Works minister David Umahi disclosed this to State House correspondents on Sunday after a meeting with President Bola Tinubu in Abuja.
He said the highways would be from Abuja to Lagos and Port Harcourt to Lagos, with state-of-the-art facilities.
The super highways are designed for travel at high speeds, having more than one lane for each direction of traffic and a safety strip dividing the two directions.
The minister said the government received commitments from stakeholders to make the project successful within a reasonable period.
Mr Umahi also disclosed that the president was briefed on the need to seek better appropriation for the funding of road projects to avoid unnecessary variations in cost and specifications.
The minister said the National Assembly would be carried along to see the necessity of providing enough funds for road projects that benefit the people.

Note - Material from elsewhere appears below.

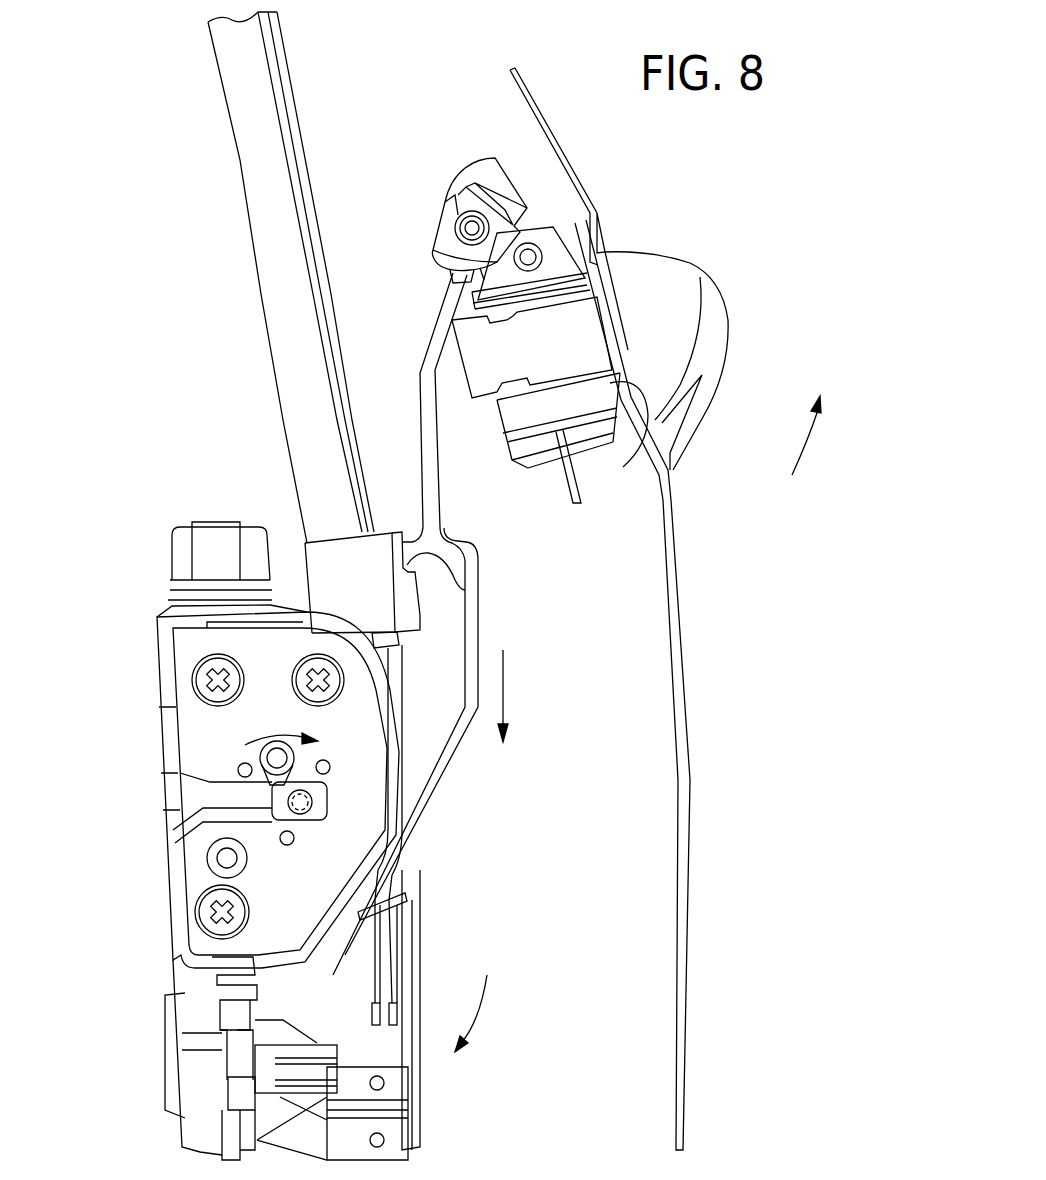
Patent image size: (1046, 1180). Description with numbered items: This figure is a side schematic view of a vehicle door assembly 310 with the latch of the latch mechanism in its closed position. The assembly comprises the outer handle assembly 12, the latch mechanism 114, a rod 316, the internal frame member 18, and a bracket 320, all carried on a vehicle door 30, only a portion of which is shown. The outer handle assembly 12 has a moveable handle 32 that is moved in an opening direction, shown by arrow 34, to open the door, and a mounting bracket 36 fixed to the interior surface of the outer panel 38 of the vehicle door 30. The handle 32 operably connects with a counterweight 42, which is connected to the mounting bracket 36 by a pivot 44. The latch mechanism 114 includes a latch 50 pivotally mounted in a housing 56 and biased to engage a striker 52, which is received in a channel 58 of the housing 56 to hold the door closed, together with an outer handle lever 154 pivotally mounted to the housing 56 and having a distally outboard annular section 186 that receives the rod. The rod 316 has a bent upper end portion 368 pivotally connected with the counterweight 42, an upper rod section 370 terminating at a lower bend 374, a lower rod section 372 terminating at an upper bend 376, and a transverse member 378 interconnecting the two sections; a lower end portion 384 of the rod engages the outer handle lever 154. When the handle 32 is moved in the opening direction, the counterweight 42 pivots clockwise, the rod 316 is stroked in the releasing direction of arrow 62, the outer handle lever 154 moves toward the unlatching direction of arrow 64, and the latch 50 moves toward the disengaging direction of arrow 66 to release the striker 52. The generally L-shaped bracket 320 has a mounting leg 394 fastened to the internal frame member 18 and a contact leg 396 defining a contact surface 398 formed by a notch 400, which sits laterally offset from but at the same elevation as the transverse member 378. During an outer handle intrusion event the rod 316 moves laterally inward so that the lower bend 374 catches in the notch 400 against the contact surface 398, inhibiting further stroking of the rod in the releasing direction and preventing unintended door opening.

Mr Umahi also said due to inadequate funding, he asked the president to direct the termination of road projects that took more than 10 years without completion.
The minister assured Nigerians that the government would abandon no project initiated by the past administration. He said the Tinubu administration inherited 2,604 projects worth N14 trillion covering 18,000km of roads.
The minister added that the government was also committed to using reinforced concrete for road pavements across the country. Mr Umahi said concrete could withstand heavy loads, such as heavy vehicles, with less deformation and serve for years without major repairs.
Several factors affect concrete pavement performance, such as traffic, soil, environmental, economic and stress distribution factors.
Mr Umahi also mentioned that the merit of these would be the use of local materials and the elimination of imported items, which have been the cause of contract variations in the country.
On the structural defects on the Third Mainland bridge, Mr Umahi said work had started, and articulated vehicles had been stopped from plying it for now.